Poi è tornata prepotente in auge la questione delle cose censurabili e censurande nel web, e se la son presa con la solita foto della bambina Kim Phúc colpevole di scappare nuda da un villaggio vietnamita passato al napalm. E ci si aspetta che tra poco tocchi a tutti i putti dipinti e scolpiti col sederino al vento.

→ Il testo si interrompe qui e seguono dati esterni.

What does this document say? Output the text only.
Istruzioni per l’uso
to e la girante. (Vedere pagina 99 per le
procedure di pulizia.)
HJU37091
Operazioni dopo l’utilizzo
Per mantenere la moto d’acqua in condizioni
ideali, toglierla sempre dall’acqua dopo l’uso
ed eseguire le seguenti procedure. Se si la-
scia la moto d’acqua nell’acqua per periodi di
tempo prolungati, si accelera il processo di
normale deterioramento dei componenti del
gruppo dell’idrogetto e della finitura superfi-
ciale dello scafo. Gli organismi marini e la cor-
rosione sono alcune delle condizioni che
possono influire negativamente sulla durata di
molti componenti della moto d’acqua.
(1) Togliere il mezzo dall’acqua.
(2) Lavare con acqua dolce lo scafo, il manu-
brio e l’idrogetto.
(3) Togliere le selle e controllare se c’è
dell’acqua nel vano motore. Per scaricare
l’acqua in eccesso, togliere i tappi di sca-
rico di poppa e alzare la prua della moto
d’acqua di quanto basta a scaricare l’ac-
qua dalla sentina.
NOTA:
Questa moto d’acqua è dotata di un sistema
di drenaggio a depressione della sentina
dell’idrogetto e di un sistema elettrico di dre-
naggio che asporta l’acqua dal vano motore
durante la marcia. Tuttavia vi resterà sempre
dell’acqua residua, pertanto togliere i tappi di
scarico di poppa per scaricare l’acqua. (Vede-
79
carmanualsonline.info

In attesa che qualcuno decida di moralizzare la mitologia come ai tempi dei preti che riscrivevano Ovidio edulcorandone le storie, che son tutte una faccenda di accoppiamenti zoofili, divinità sporcaccione e variamente abusanti (a proposito, la mamma di Romolo e Remo viene stuprata da Marte, altra vicenda che fa concludere che l’italica stirpe è partita mica bene), e che un soprassalto paleomarxista come quelli d’antan condanni le piramidi perché le han costruite degli schiavi, per di più di colore, e le grandi cattedrali perché ci lavoravano dei poveracci senza minimo salariale garantito (mica tanto tempo fa è anche saltato fuori che la Sagrada Familia di Gaudì non era a posto con le autorizzazioni edilizie…), epuri dai musei assassini e delinquenti vari, Caravaggio in testa, e chiuda la cappella degli Scrovegni perché pagata con i soldi di un usuraio, siamo nella stagione del classico dei classici, il nudo femminile.
Quando qualcuno come miss Clare, leggendo almeno qualche libro, scopre cosa facevano alle modelle quelli come il pedofilo colonialista Gauguin, gli inseminatori seriali Klimt e Freud e brutta gente come Schiele o quel puttaniere di Giacometti (che per di più nelle foto è sempre lì che fuma, l’infame), per non dire di Balthus, sul quale pende una condanna per pedofilia gratuita ma ormai passata nel giudicato webbarolo, son dolori.
Almeno il grande scrittore Luigi Meneghello aveva provveduto subito a pararsi dalle future accuse. Nel suo geniale Pomo pero, dedicato al dialetto nativo di Malo, scrive: “Si discute un po’ sulla natura delle donne. Il più taciturno dei nostri mediatori assiste imbronciato. Gli chiedono il suo parere. Lo enuncia: Le done dio-can gussarle”. Ma poi aggiunge subito, per par condicio, la replica: “E i òmeni dio-can taiàrghelo”. Non serve traduzione.